New website, now Azure powered

Posted on Wednesday, 11 Feb 2015

In the beginning

When I first decided to start a development blog I wasn't sure as to how much time I'd be able to dedicate to it and was concerned that, like many blogs online, my post frequency would start out string but begin to dwindle over time until it was never touched again.

With this uncertainty in mind, I didn't want to spend too much time putting together a blog so I bought a domain and setup WordPress on my Linux VPS with a simple, only slightly customised template with the intention to see how I got on.

Fast forward just over a year now and I'm still blogging with reasonable frequency and feel I have gotten to a point where I feel it's safe to say that I won't be stopping any time soon. The rewards of blogging about programming related subjects have become clear to me and I've learned a great deal from investigating a subject enough to confidently write a blog post; and with this in mind I decided it was time to commit to spending some time and effort in updating my upgrading my blog to aid reader retention and act a platform for me to continually develop and evolve over time.

About the new blog

Whilst I was perfectly happy with WordPress as a blogging platform (I have reservations about the language used to create it but that's another story!), I was keen to develop a solution in ASP.NET, and whilst conscious that I did not want to reinvent the wheel, I built myself a simple administration area that I can use to create and maintain posts. I've also been looking at other design patterns and techniques over the past few months and creating a blog seemed the perfect way to put some of them to practice and live with them a while to see their worth.

For those interested in what I used under the hood, below is the technology stack and why I chose to use them:

ASP.NET MVC

Being an ASP.NET developer MVC was an obvious choice. It's a great, extensible framework that I love the more and more I use. I was tempted to dive into using ASP.NET MVC vNext but I decided to wait a bit until I cross that bridge, but it's certainly something I entend on doing.

Dapper ORM

Initially I started out using Entity Framework, but given the simplicity of the blog and desire for speed, decided to give StackOverflow's Dapper ORM a try. It's a mega lightweight ORM created and used internally by StackOverflow who built it with speed in mind. I've really enjoyed using it and will no doubt be using it couldn't recommend it enough when simplicity and speed are what you're after.

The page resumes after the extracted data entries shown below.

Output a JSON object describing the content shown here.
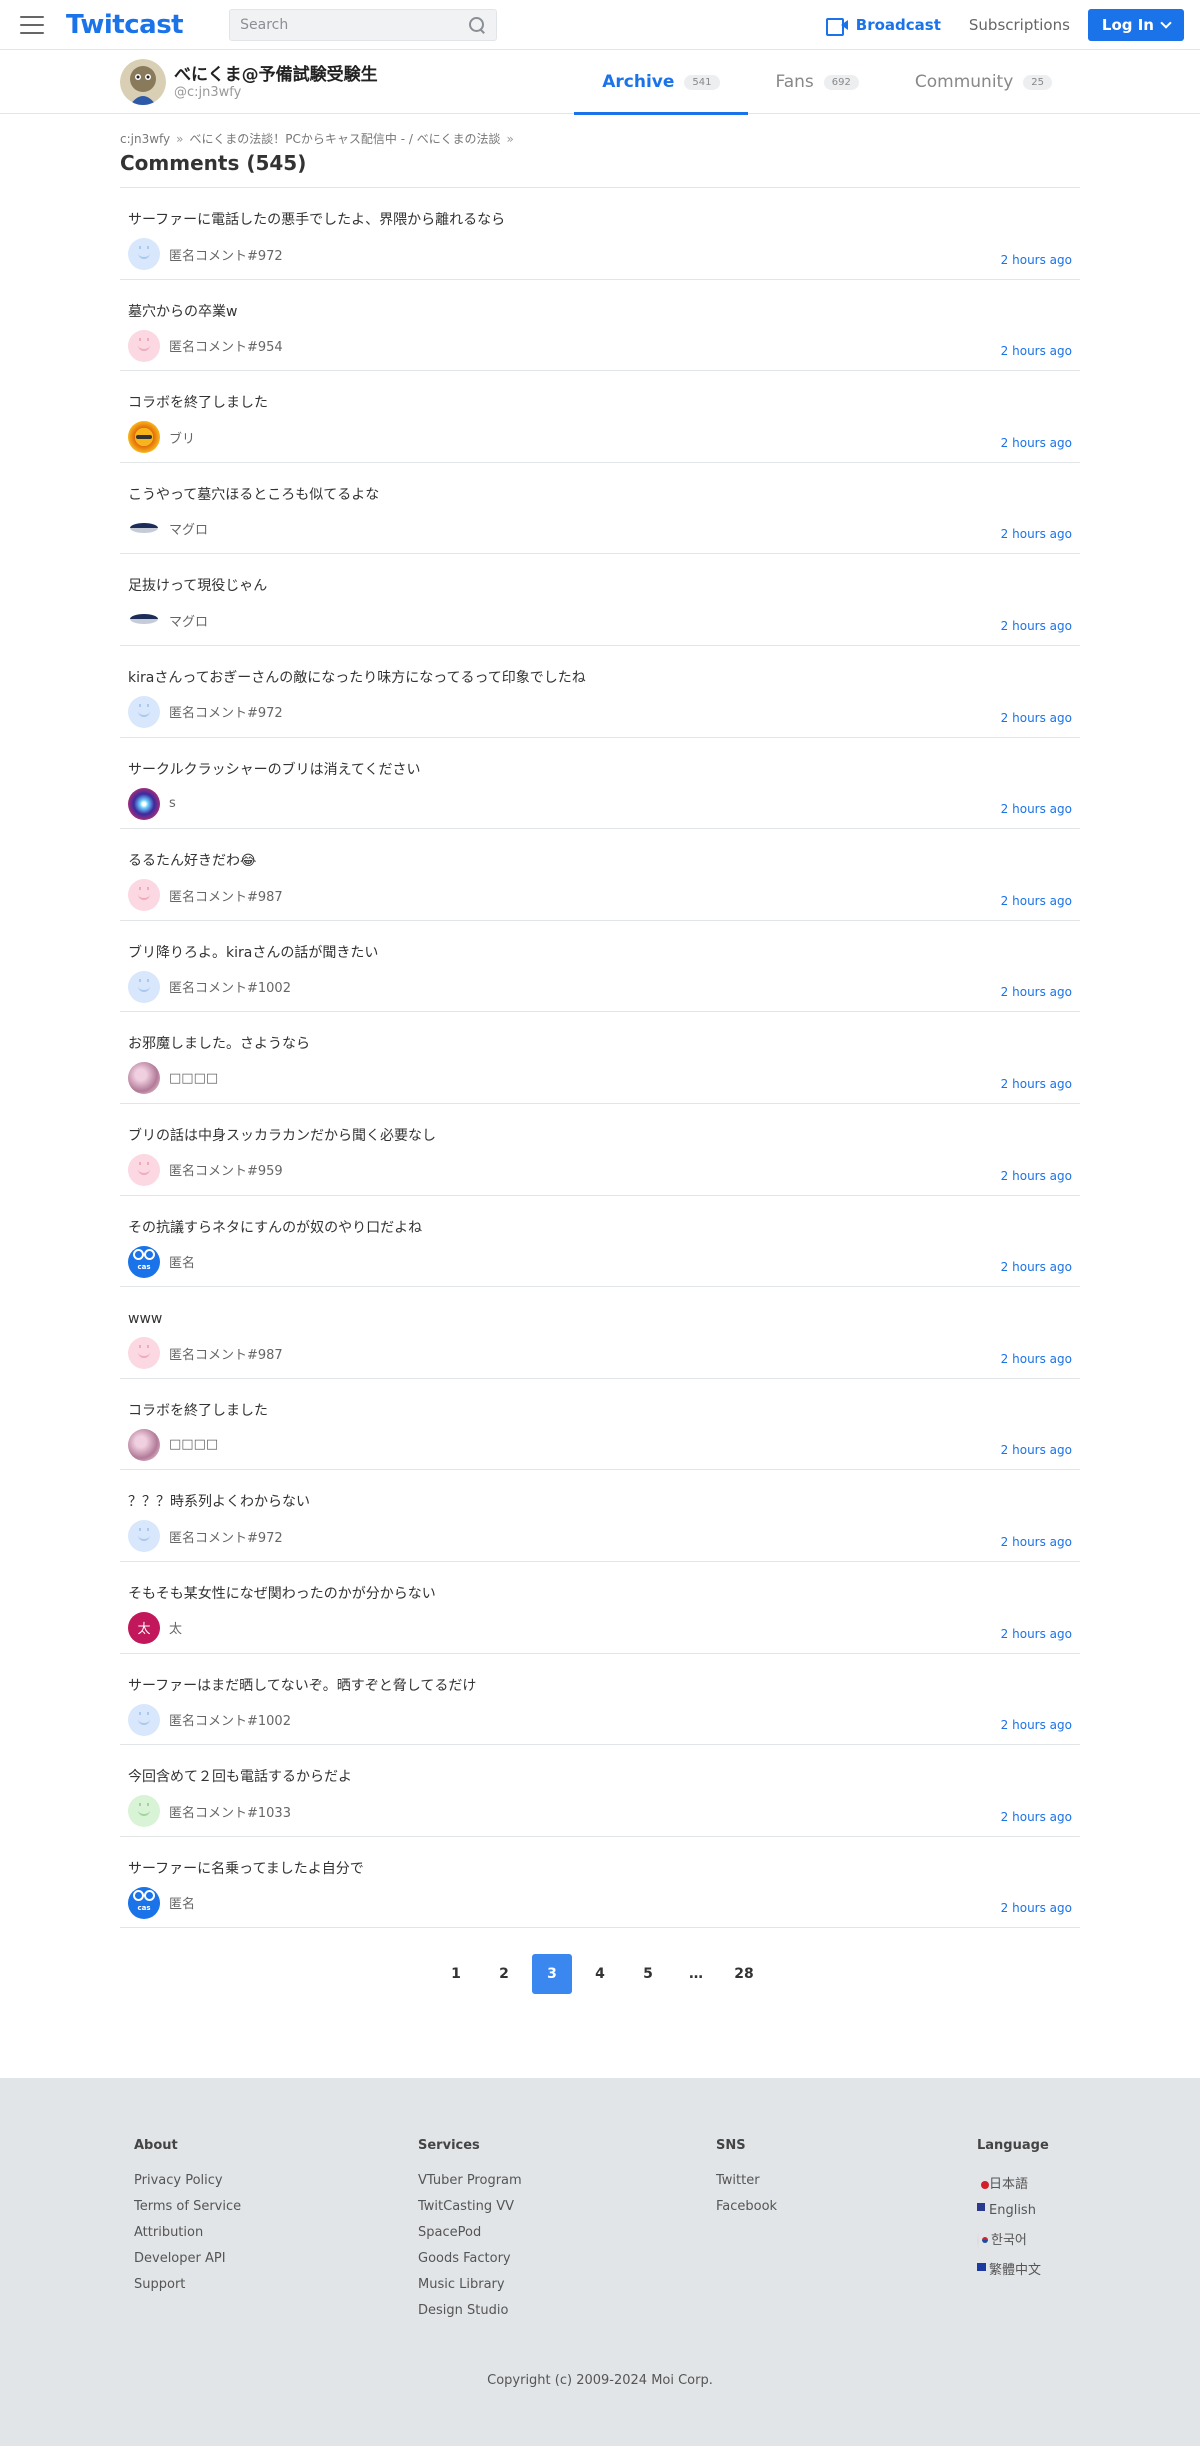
{
  "header": {
    "logo": "Twitcast",
    "search_placeholder": "Search",
    "broadcast": "Broadcast",
    "subscriptions": "Subscriptions",
    "login": "Log In"
  },
  "user": {
    "name": "べにくま@予備試験受験生",
    "id": "@c:jn3wfy"
  },
  "tabs": [
    {
      "label": "Archive",
      "count": "541"
    },
    {
      "label": "Fans",
      "count": "692"
    },
    {
      "label": "Community",
      "count": "25"
    }
  ],
  "breadcrumb": [
    "c:jn3wfy",
    "べにくまの法談！PCからキャス配信中 - / べにくまの法談"
  ],
  "page_title": "Comments (545)",
  "comments": [
    {
      "text": "サーファーに電話したの悪手でしたよ、界隈から離れるなら",
      "name": "匿名コメント#972",
      "avatar": "anon-blue",
      "time": "2 hours ago"
    },
    {
      "text": "墓穴からの卒業w",
      "name": "匿名コメント#954",
      "avatar": "anon-pink",
      "time": "2 hours ago"
    },
    {
      "text": "コラボを終了しました",
      "name": "ブリ",
      "avatar": "sun",
      "time": "2 hours ago"
    },
    {
      "text": "こうやって墓穴ほるところも似てるよな",
      "name": "マグロ",
      "avatar": "tuna",
      "time": "2 hours ago"
    },
    {
      "text": "足抜けって現役じゃん",
      "name": "マグロ",
      "avatar": "tuna",
      "time": "2 hours ago"
    },
    {
      "text": "kiraさんっておぎーさんの敵になったり味方になってるって印象でしたね",
      "name": "匿名コメント#972",
      "avatar": "anon-blue",
      "time": "2 hours ago"
    },
    {
      "text": "サークルクラッシャーのブリは消えてください",
      "name": "s",
      "avatar": "galaxy",
      "time": "2 hours ago"
    },
    {
      "text": "るるたん好きだわ😂",
      "name": "匿名コメント#987",
      "avatar": "anon-pink",
      "time": "2 hours ago"
    },
    {
      "text": "ブリ降りろよ。kiraさんの話が聞きたい",
      "name": "匿名コメント#1002",
      "avatar": "anon-blue",
      "time": "2 hours ago"
    },
    {
      "text": "お邪魔しました。さようなら",
      "name": "□□□□",
      "avatar": "photo",
      "time": "2 hours ago"
    },
    {
      "text": "ブリの話は中身スッカラカンだから聞く必要なし",
      "name": "匿名コメント#959",
      "avatar": "anon-pink",
      "time": "2 hours ago"
    },
    {
      "text": "その抗議すらネタにすんのが奴のやり口だよね",
      "name": "匿名",
      "avatar": "cas",
      "time": "2 hours ago"
    },
    {
      "text": "www",
      "name": "匿名コメント#987",
      "avatar": "anon-pink",
      "time": "2 hours ago"
    },
    {
      "text": "コラボを終了しました",
      "name": "□□□□",
      "avatar": "photo",
      "time": "2 hours ago"
    },
    {
      "text": "？？？時系列よくわからない",
      "name": "匿名コメント#972",
      "avatar": "anon-blue",
      "time": "2 hours ago"
    },
    {
      "text": "そもそも某女性になぜ関わったのかが分からない",
      "name": "太",
      "avatar": "letter",
      "time": "2 hours ago"
    },
    {
      "text": "サーファーはまだ晒してないぞ。晒すぞと脅してるだけ",
      "name": "匿名コメント#1002",
      "avatar": "anon-blue",
      "time": "2 hours ago"
    },
    {
      "text": "今回含めて２回も電話するからだよ",
      "name": "匿名コメント#1033",
      "avatar": "anon-green",
      "time": "2 hours ago"
    },
    {
      "text": "サーファーに名乗ってましたよ自分で",
      "name": "匿名",
      "avatar": "cas",
      "time": "2 hours ago"
    }
  ],
  "pagination": [
    "1",
    "2",
    "3",
    "4",
    "5",
    "…",
    "28"
  ],
  "pagination_active": "3",
  "footer": {
    "about_title": "About",
    "about": [
      "Privacy Policy",
      "Terms of Service",
      "Attribution",
      "Developer API",
      "Support"
    ],
    "services_title": "Services",
    "services": [
      "VTuber Program",
      "TwitCasting VV",
      "SpacePod",
      "Goods Factory",
      "Music Library",
      "Design Studio"
    ],
    "sns_title": "SNS",
    "sns": [
      "Twitter",
      "Facebook"
    ],
    "language_title": "Language",
    "languages": [
      {
        "label": "日本語",
        "flag": "jp"
      },
      {
        "label": "English",
        "flag": "us"
      },
      {
        "label": "한국어",
        "flag": "kr"
      },
      {
        "label": "繁體中文",
        "flag": "tw"
      }
    ],
    "copyright": "Copyright (c) 2009-2024 Moi Corp."
  }
}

As an example of what Dapper does, among many of the other benefits, Dapper allows you to easily hydrate POCO objects like so:

public class Dog
{
    public int? Age { get; set; }
    public Guid Id { get; set; }
    public string Name { get; set; }
    public float? Weight { get; set; }

    public int IgnoredProperty { get { return 1; } }
}            

var guid = Guid.NewGuid();
var dog = connection.Query<Dog>("select Age = @Age, Id = @Id", new { Age = (int?)null, Id = guid });

dog.Count()
    .IsEqualTo(1);

dog.First().Age
    .IsNull();

dog.First().Id
    .IsEqualTo(guid);

Dapper also allows you to map a single row to multiple objects and allows you to process multiple result grids in a single query.

MediatR

This was an interesting choice and proved a real eye-opener to me.

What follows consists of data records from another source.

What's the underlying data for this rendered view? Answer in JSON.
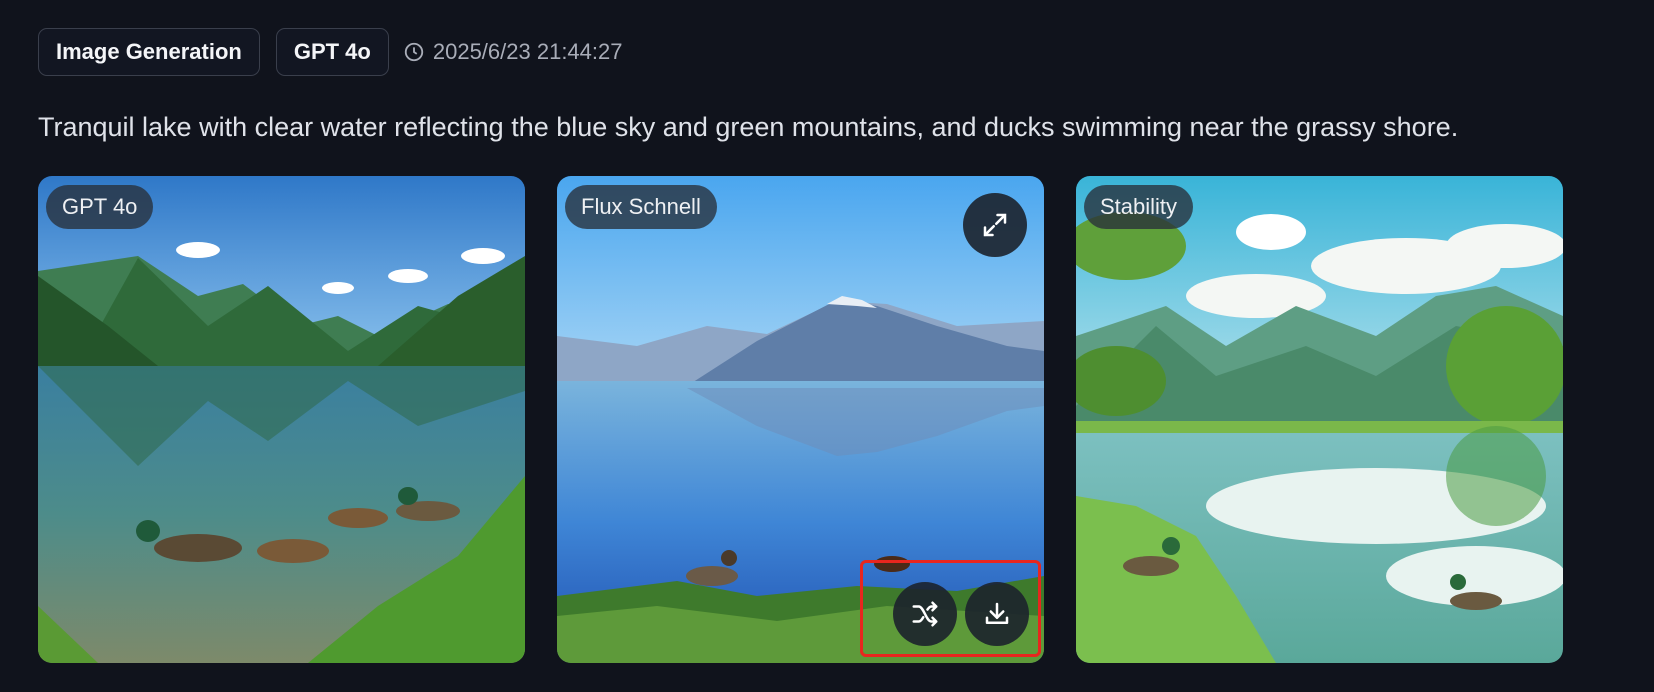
{
  "header": {
    "tag_type": "Image Generation",
    "tag_model": "GPT 4o",
    "timestamp": "2025/6/23 21:44:27",
    "clock_icon": "clock-icon"
  },
  "prompt": "Tranquil lake with clear water reflecting the blue sky and green mountains, and ducks swimming near the grassy shore.",
  "cards": [
    {
      "model": "GPT 4o"
    },
    {
      "model": "Flux Schnell",
      "actions": [
        "expand-icon",
        "shuffle-icon",
        "download-icon"
      ]
    },
    {
      "model": "Stability"
    }
  ],
  "colors": {
    "background": "#10131c",
    "highlight": "#e8261e"
  }
}
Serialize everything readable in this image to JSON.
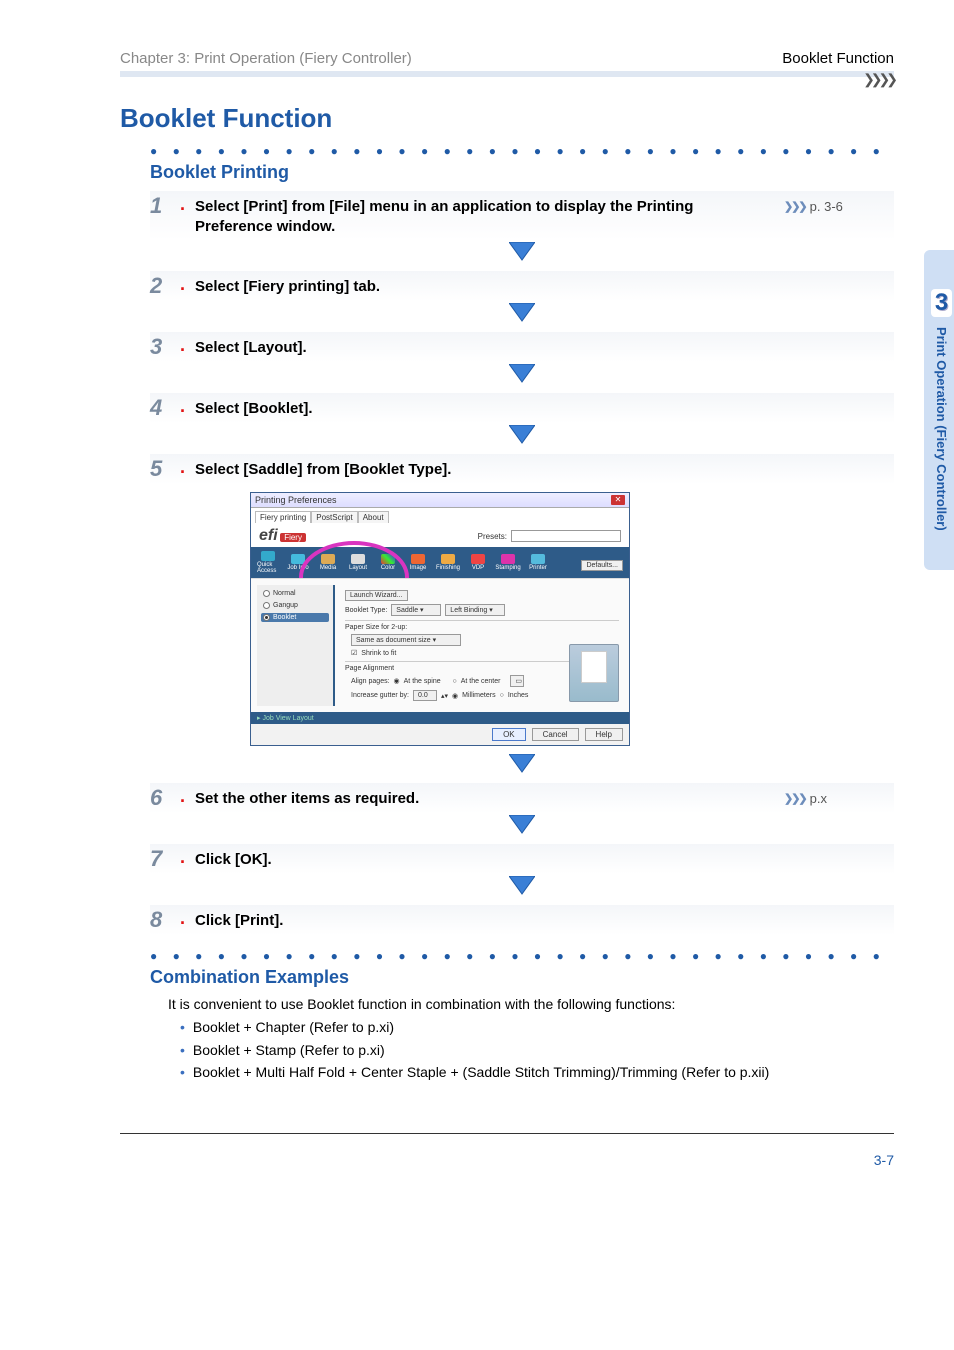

I've always found software architecture an interesting subject and one that I've always gravitated towards, and being a frequent reader of Jimmy Bogard's blog (creator of AutoMapper, and technical architect at Headsprings in Austin,Texas), I found his Putting your controllers on a diet blog posts particularly interesting as they introduced me to Command - Query Separation (CQS), and an alternative approach to the typical n-tier architecture that any enterprise developer will be familiar with - and Mediatr is a 

Being a separate subject in itself that deserves its own blog post, CQS is the process of breaking a solution down into simple, isolated Command or Queries; in this instance, using Jimmy Bogard's MediatR library. When you do this you realise that the service layer becomes redundant and your code can becomes far more succinct and expressive.

Azure

I've been playing around with Azure for sometime now and decided to use it as my hosting provider. Using a shared instance that costs just a few pounds a month, Azure has done a great job in removing many of the issues you can have when setting up a website.